За ее спиной дорога раздваивалась. Ему придется решать, которую из двух выбрать — это он знал заранее. Но до того он должен сделать кое-что еще. Он сунул руку в карман джинсов и с чувством облегчения нащупал там знакомую тяжелую монету. Он вынул ее, зажав между большим и указательным пальцами: доллар со Свободой, 1922 года.

— Это ваше, — сказал он.

Тут он вспомнил, что все это время его вещи лежали у подножия дерева.

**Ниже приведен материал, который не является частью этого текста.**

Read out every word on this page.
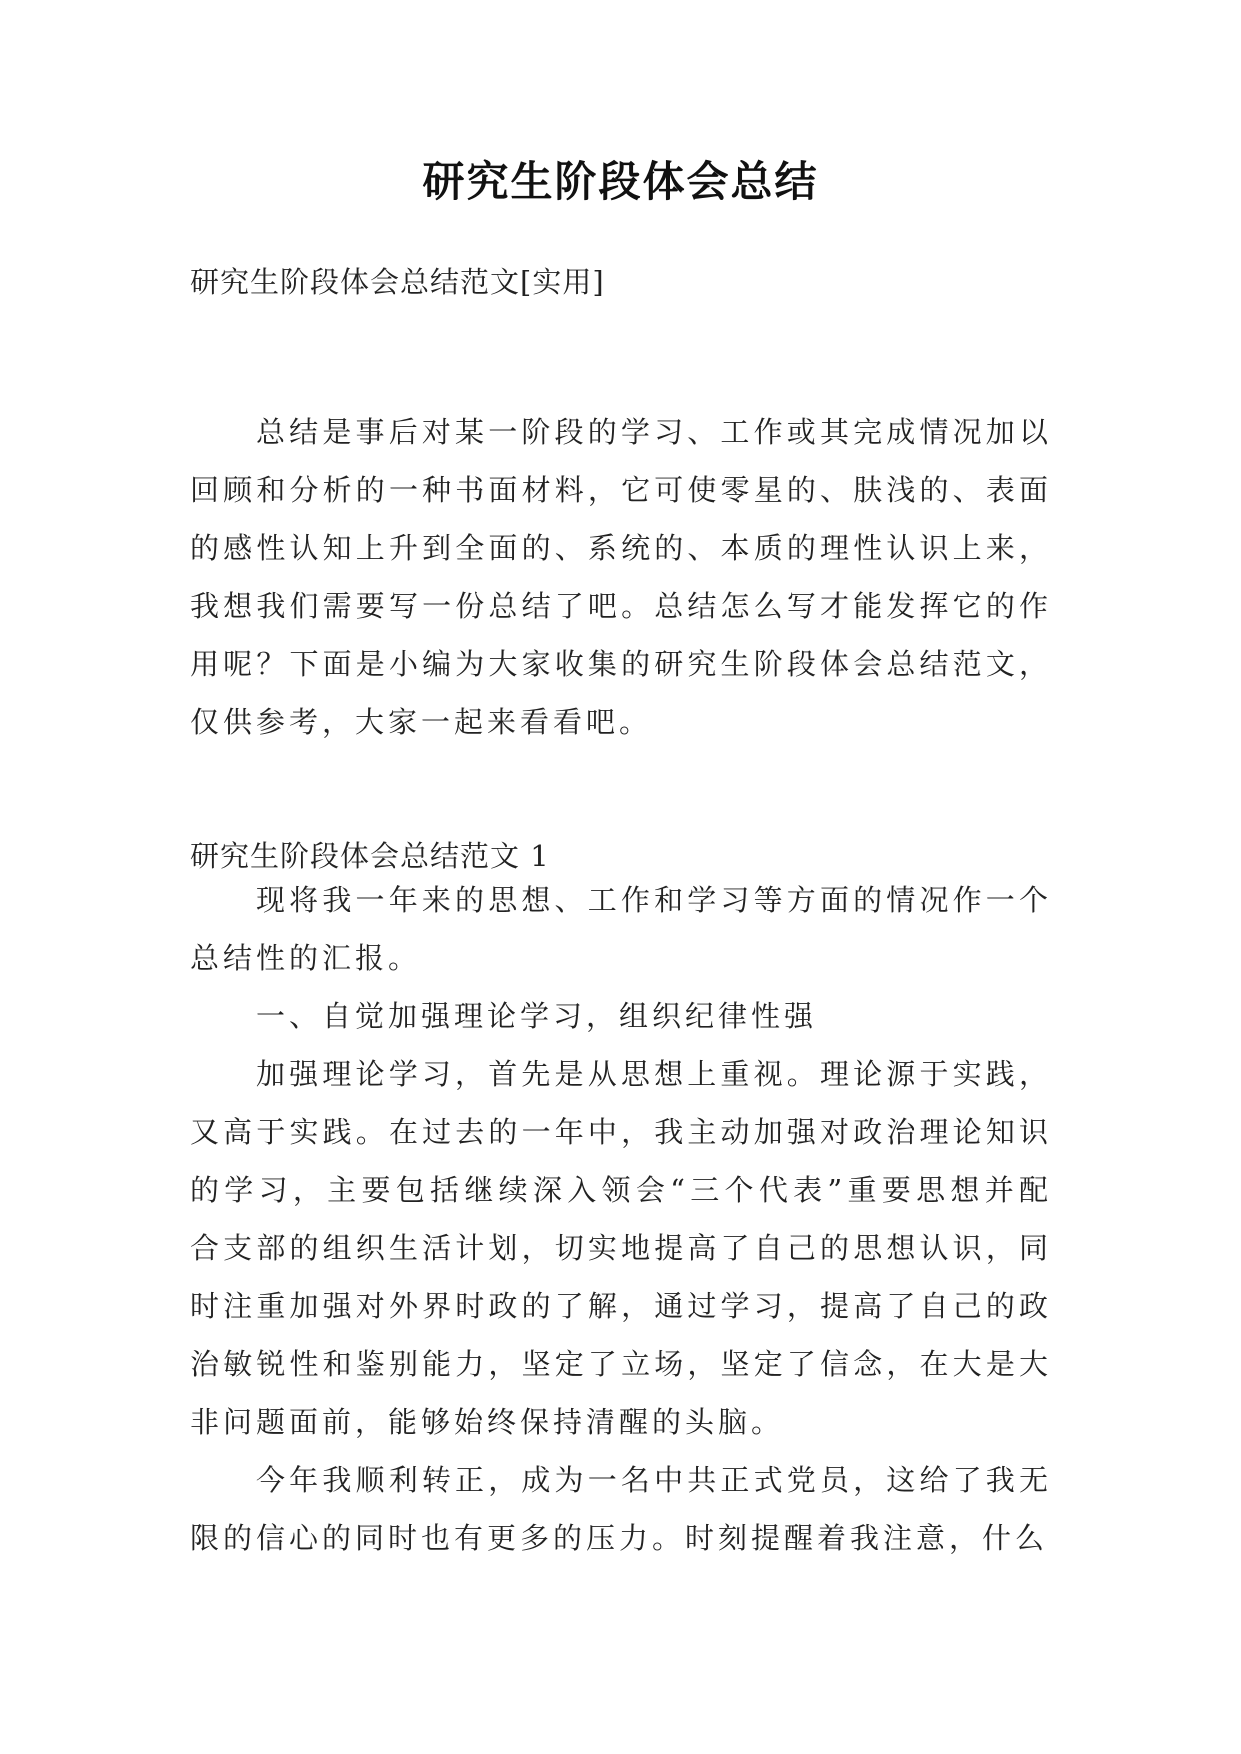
研究生阶段体会总结

研究生阶段体会总结范文[实用]

总结是事后对某一阶段的学习、工作或其完成情况加以回顾和分析的一种书面材料，它可使零星的、肤浅的、表面的感性认知上升到全面的、系统的、本质的理性认识上来，我想我们需要写一份总结了吧。总结怎么写才能发挥它的作用呢？下面是小编为大家收集的研究生阶段体会总结范文，仅供参考，大家一起来看看吧。

研究生阶段体会总结范文 1

现将我一年来的思想、工作和学习等方面的情况作一个总结性的汇报。

一、自觉加强理论学习，组织纪律性强

加强理论学习，首先是从思想上重视。理论源于实践，又高于实践。在过去的一年中，我主动加强对政治理论知识的学习，主要包括继续深入领会“三个代表”重要思想并配合支部的组织生活计划，切实地提高了自己的思想认识，同时注重加强对外界时政的了解，通过学习，提高了自己的政治敏锐性和鉴别能力，坚定了立场，坚定了信念，在大是大非问题面前，能够始终保持清醒的头脑。

今年我顺利转正，成为一名中共正式党员，这给了我无限的信心的同时也有更多的压力。时刻提醒着我注意，什么
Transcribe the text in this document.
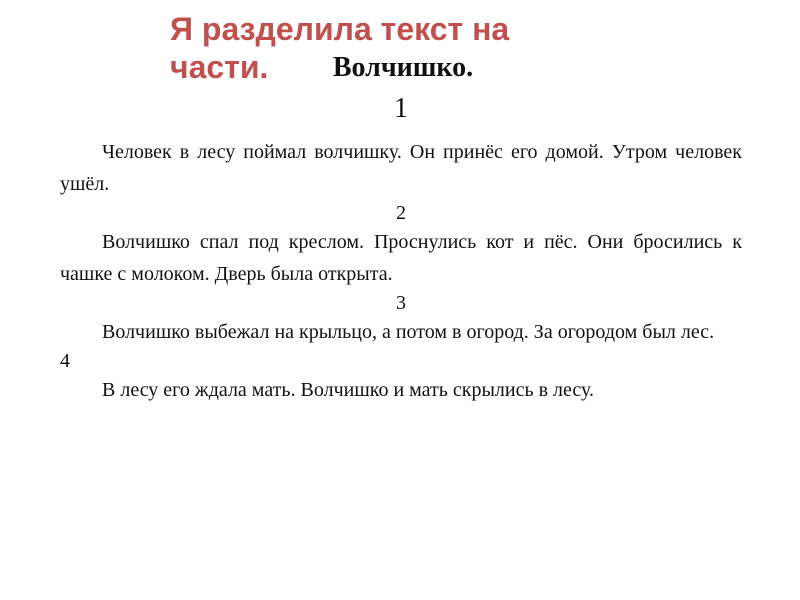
Я разделила текст на части.	Волчишко.
1

Человек в лесу поймал волчишку. Он принёс его домой. Утром человек ушёл.

2

Волчишко спал под креслом. Проснулись кот и пёс. Они бросились к чашке с молоком. Дверь была открыта.

3

Волчишко выбежал на крыльцо, а потом в огород. За огородом был лес.

4

В лесу его ждала мать. Волчишко и мать скрылись в лесу.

Женщины сложили его одежду в тот же самый мешок, из которого достали веревки, при этом завязав горловину, а самая высокая из сестер еще и придавила мешок большим камнем, чтобы не унес ветер. И Тень вполне отдавал себе отчет в том, что на самом деле доллар со Свободой по-прежнему лежит там, в кармане, в мешке, придавленном камнем. И при этом здесь, у входа в царство мертвых, вес монеты у него в руке был ощутим и приятен.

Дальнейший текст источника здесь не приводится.